La trampa: los nuevos valores tienen vencimientos de hasta un año, más de 10 veces los de la mayoría de las notas antiguas. Y no está claro quién querría atar su dinero en pesos durante períodos más largos en medio de una fuerte crisis. La preocupación es que los inversores opten en su lugar por comprar dólares con el efectivo, lo que solo se sumaría al desplome del 38 por ciento del peso este año.

“Es muy arriesgado”, dice Walter Stoeppelwerth, jefe de inversiones en Balanz Capital, firma con sede en Buenos Aires. Si bien el intento por fortalecer el balance del banco central tiene sentido, “esperaron demasiado para emprender el proceso”.

El primer indicio importante de si esta estrategia funcionará se revelará más tarde cuando el gobierno anuncie los resultados de una subasta de letras denominadas en pesos conocidas como Letes que vencen en 105 o 224 días. (Una preocupante señal inicial llegó anoche cuando el banco central no pudo vender otro título a más largo plazo luego que los inversores optaran por pagarés a corto plazo).

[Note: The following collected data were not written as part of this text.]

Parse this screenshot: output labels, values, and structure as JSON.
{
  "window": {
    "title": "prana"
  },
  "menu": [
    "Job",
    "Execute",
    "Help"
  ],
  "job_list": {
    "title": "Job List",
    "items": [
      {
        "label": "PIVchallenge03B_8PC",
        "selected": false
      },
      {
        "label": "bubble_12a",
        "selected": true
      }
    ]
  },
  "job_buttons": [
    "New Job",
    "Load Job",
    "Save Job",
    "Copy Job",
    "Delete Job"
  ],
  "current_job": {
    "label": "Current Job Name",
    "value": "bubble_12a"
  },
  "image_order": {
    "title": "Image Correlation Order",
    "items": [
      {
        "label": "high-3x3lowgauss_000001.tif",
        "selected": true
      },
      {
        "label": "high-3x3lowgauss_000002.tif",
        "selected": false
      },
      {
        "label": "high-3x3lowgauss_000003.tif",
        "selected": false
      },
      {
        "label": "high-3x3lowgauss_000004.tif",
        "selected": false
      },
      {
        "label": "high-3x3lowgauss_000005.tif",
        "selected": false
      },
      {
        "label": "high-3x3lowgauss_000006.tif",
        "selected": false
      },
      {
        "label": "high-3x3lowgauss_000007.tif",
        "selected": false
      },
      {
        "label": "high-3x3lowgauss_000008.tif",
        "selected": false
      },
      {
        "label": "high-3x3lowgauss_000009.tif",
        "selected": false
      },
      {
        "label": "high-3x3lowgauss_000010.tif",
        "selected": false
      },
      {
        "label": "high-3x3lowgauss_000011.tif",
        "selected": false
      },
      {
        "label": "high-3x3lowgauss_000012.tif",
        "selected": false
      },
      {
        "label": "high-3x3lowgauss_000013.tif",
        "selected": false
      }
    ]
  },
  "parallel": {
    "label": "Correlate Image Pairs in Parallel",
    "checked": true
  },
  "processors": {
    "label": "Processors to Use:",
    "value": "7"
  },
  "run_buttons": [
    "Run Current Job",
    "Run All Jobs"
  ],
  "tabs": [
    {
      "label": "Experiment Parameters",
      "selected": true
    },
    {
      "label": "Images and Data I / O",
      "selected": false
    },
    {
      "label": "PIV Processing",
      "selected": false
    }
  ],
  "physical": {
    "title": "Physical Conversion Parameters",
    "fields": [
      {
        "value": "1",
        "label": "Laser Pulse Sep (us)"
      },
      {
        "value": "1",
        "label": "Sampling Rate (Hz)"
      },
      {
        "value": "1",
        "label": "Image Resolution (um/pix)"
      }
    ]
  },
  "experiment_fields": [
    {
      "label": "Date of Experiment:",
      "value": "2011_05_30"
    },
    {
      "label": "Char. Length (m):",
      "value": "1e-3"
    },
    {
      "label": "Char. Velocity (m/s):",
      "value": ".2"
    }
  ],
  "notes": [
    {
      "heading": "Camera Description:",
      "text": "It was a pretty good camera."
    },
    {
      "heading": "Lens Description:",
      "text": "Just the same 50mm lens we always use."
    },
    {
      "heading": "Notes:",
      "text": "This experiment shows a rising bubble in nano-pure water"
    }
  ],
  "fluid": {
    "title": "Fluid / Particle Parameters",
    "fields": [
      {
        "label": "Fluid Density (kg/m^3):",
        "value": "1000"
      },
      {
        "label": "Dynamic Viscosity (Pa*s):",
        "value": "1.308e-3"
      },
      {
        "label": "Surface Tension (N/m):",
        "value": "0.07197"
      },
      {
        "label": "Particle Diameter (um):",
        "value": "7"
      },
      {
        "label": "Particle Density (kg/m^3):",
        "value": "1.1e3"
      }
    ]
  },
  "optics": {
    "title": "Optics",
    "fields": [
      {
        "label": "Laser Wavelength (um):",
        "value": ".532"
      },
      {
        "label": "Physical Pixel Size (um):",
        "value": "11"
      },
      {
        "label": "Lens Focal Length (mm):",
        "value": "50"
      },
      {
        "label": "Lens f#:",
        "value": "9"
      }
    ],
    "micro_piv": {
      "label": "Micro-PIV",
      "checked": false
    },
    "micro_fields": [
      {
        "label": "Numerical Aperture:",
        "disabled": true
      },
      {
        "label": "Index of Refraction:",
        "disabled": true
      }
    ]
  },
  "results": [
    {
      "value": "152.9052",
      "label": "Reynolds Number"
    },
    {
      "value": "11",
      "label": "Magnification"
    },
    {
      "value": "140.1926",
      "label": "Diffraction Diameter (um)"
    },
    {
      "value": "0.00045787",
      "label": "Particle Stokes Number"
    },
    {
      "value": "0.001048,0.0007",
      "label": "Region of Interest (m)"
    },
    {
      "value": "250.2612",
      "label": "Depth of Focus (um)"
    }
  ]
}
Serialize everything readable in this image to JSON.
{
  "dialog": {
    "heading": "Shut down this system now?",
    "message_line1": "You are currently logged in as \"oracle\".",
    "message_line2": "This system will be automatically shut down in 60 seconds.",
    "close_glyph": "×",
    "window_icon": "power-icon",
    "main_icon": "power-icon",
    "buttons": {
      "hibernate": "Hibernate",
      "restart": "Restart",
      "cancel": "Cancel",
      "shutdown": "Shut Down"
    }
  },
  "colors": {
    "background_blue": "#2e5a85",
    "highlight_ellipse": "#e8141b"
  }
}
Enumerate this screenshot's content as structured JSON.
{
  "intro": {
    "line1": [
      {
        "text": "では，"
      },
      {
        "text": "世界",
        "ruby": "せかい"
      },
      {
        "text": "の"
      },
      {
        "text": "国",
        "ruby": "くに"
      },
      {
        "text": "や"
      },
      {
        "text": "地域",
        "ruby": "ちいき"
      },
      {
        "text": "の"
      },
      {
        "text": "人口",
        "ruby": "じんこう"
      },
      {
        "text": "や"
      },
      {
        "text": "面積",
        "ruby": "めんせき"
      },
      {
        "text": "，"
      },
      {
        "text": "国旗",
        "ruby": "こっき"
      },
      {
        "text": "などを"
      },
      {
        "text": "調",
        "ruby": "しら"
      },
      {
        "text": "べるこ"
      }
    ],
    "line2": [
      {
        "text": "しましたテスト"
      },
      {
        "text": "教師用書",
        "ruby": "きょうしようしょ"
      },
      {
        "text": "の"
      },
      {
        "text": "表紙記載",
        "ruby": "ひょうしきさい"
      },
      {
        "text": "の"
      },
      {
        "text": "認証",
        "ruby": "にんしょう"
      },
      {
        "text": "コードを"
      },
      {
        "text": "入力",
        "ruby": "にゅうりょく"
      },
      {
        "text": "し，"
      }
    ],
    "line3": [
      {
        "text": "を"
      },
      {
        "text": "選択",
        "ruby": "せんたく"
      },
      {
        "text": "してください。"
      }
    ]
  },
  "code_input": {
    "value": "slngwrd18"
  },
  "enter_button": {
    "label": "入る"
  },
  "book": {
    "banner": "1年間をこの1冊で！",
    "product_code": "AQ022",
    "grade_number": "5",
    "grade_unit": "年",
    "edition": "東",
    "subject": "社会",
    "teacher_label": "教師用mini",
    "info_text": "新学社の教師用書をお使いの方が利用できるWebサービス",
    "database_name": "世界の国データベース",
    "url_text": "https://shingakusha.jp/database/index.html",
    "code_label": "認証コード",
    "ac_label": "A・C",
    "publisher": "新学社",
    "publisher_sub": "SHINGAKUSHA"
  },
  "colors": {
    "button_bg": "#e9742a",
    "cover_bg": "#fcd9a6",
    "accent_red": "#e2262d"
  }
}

En el centro del problema están las letras del banco central a corto plazo conocidas como Lebacs, que se convirtieron en populares instrumentos de inversión cuando el banco central incrementó las tasas en diciembre de 2015 justo cuando el presidente Mauricio Macri levantó los controles cambiarios impuestos por sus predecesores.

Las notas eliminaron el exceso de efectivo en la economía y ayudaron a amortiguar la inflación, pero se convirtieron en una preocupación creciente para los inversores ya que el monto en circulación aumentó a US$32.500 millones.